🤖 AI Summary
To address the declining robustness of question-answering (QA) systems amid the exponential growth of biomedical literature, this paper proposes a multi-LLM collective intelligence fusion framework. The method leverages 13 open-source large language models integrated with retrieval-augmented generation (RAG) and task-adaptive ensemble strategies: majority voting for yes/no questions and answer merging with deduplication for list-type questions. Furthermore, it introduces a question-type–specific model pipeline to optimize model specialization and synergistic effects. Evaluated on the 2025 BioASQ challenge’s collaborative task, the framework achieves first place in ideal answers, second place in exact answers, and jointly ranks first in exact answers twice. These results empirically validate the efficacy and state-of-the-art performance of heterogeneous multi-model ensembling for biomedical QA.
📝 Abstract
Biomedical text mining and question-answering are essential yet highly demanding tasks, particularly in the face of the exponential growth of biomedical literature.

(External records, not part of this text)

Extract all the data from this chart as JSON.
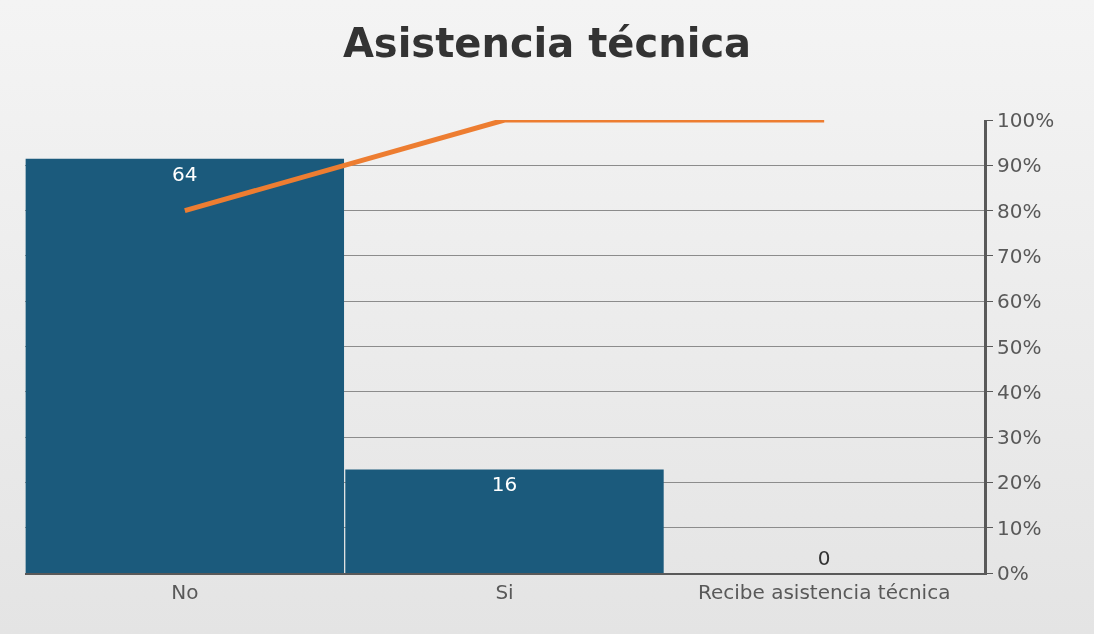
{
  "chart_data": {
    "type": "bar",
    "title": "Asistencia técnica",
    "categories": [
      "No",
      "Si",
      "Recibe asistencia técnica"
    ],
    "series": [
      {
        "color": "#1b5a7c",
        "values": [
          64,
          16,
          0
        ],
        "value_labels": [
          "64",
          "16",
          "0"
        ]
      },
      {
        "type": "line",
        "axis": "y2",
        "color": "#ed7d31",
        "values": [
          80,
          100,
          100
        ],
        "marker": "none",
        "line_style": "solid"
      }
    ],
    "ylim": [
      0,
      70
    ],
    "y2lim": [
      0,
      100
    ],
    "y2ticks": [
      {
        "value": 0,
        "label": "0%"
      },
      {
        "value": 10,
        "label": "10%"
      },
      {
        "value": 20,
        "label": "20%"
      },
      {
        "value": 30,
        "label": "30%"
      },
      {
        "value": 40,
        "label": "40%"
      },
      {
        "value": 50,
        "label": "50%"
      },
      {
        "value": 60,
        "label": "60%"
      },
      {
        "value": 70,
        "label": "70%"
      },
      {
        "value": 80,
        "label": "80%"
      },
      {
        "value": 90,
        "label": "90%"
      },
      {
        "value": 100,
        "label": "100%"
      }
    ],
    "grid": true,
    "legend": false
  }
}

In this work, we present our participation in the 13th edition of the BioASQ challenge, which involves biomedical semantic question-answering for Task 13b and biomedical question-answering for developing topics for the Synergy task. We deploy a selection of open-source large language models (LLMs) as retrieval-augmented generators to answer biomedical questions. Various models are used to process the questions. A majority voting system combines their output to determine the final answer for Yes/No questions, while for list and factoid type questions, the union of their answers in used. We evaluated 13 state-of-the-art open source LLMs, exploring all possible model combinations to contribute to the final answer, resulting in tailored LLM pipelines for each question type. Our findings provide valuable insight into which combinations of LLMs consistently produce superior results for specific question types. In the four rounds of the 2025 BioASQ challenge, our system achieved notable results: in the Synergy task, we secured 1st place for ideal answers and 2nd place for exact answers in round 2, as well as two shared 1st places for exact answers in round 3 and 4.